Mr. The performance of Zuckerberg and whether or not bad news will come will be fed by the question of whether Washington is interested in imposing new laws or regulations on the social media company or others in the technology industry. So far, Chairman of the Senate Judiciary Committee

Chuck Grassley

(R., Iowa) and Chairman of the Senate Commerce Committee

John Thune

(R., S.D.) have indicated little interest in doing so. But political calculations can change along with new revelations or changes in public sentiment, and the audience could provide an indicator of whether such new developments are taking place.
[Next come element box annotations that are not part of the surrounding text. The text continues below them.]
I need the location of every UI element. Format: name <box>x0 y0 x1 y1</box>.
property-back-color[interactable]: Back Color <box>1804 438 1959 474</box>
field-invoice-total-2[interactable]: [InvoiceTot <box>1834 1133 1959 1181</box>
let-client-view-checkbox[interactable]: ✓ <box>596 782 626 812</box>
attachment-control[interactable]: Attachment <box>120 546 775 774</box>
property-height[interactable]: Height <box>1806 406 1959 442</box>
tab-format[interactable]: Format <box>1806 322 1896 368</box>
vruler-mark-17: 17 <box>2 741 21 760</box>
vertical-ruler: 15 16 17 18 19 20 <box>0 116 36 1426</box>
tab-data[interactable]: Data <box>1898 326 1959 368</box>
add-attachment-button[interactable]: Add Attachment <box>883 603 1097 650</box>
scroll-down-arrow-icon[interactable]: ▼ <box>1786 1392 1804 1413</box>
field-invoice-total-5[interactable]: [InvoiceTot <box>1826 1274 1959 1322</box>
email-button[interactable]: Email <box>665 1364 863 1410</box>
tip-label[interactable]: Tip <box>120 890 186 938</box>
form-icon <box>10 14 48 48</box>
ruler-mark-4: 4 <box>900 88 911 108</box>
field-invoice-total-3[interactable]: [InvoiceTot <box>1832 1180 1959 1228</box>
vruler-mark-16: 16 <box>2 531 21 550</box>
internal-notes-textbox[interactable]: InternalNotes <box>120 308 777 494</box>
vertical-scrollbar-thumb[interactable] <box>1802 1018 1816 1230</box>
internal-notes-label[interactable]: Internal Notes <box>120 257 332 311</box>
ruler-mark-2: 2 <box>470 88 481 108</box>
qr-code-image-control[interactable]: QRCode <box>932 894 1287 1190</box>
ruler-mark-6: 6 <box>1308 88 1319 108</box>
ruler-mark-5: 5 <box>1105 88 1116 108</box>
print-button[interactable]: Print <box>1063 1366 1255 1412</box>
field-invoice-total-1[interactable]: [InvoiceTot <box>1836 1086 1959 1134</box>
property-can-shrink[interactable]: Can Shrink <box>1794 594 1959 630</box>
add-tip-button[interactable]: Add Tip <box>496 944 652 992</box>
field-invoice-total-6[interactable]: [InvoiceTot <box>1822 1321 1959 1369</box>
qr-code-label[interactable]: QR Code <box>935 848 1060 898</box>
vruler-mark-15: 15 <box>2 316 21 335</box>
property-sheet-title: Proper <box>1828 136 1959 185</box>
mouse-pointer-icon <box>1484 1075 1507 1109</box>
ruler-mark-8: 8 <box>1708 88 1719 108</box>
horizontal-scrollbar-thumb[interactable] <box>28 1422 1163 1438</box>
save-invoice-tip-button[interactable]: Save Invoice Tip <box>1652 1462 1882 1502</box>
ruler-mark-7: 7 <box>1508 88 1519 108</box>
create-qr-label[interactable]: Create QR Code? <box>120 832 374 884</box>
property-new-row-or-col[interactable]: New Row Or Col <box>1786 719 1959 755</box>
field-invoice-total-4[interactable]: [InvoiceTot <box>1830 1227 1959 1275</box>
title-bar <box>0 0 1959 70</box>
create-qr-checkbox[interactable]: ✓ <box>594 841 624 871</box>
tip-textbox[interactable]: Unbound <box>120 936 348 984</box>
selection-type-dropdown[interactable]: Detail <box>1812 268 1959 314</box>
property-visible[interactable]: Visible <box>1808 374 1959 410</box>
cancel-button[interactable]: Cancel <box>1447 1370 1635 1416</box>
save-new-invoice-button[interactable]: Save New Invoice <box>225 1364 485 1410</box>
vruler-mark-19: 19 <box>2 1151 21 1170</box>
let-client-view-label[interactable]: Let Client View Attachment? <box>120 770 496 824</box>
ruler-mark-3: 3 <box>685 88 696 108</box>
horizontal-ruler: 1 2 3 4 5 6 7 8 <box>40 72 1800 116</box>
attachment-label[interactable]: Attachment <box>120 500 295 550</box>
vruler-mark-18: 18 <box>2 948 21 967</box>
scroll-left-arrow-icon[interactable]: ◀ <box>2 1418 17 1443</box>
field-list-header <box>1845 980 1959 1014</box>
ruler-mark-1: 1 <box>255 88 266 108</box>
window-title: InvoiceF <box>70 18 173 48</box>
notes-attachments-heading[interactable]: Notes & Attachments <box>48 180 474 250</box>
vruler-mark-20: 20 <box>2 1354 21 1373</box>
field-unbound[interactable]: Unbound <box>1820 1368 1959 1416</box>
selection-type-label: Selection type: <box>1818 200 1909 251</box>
4) Why did Facebook wait so long to make policy changes after reaching an agreement? with the government to obtain the user's consent to collect personal data?

Attendees of the house have wondered why Facebook waited until 2014 to prohibit the collection of data from friends, when the company had reached years earlier a decree of consent in 2012 with the Federal Trade Commission to obtain the consent of the user to collect personal data and share it with others. Facebook officials could not answer that question last month when they reported to the Chamber's employees, according to attendees who were wondering if Facebook had violated the consent decree. Here is a summary of other recent changes that Facebook has made to try to better protect users and avoid electoral interference.

5) Will the politics of the election year complicate the atmosphere?

Both Democrats and Republicans have reasons to avoid investigating Facebook too deeply. The company spent $ 11.5 million on lobbying last year, and was a major subscriber to the presidential conventions in Philadelphia and Cleveland. Mr. Zuckerberg is personally a major donor, giving to the House of Representatives

Paul Ryan

(R., Wis.), Leader of the House minority

Nancy Pelosi

(D., Calif.), And leader of the Senate minority

Chuck Schumer

(D., N.Y.), among others. Beyond that, focusing on the revenue generated by Facebook through political advertising could enter into the sensitive issue of campaign finance reform, an issue that many Republicans, Senate Majority Leader Mitch McConnell (R. Ky) in particular, avoid carefully. 19659014].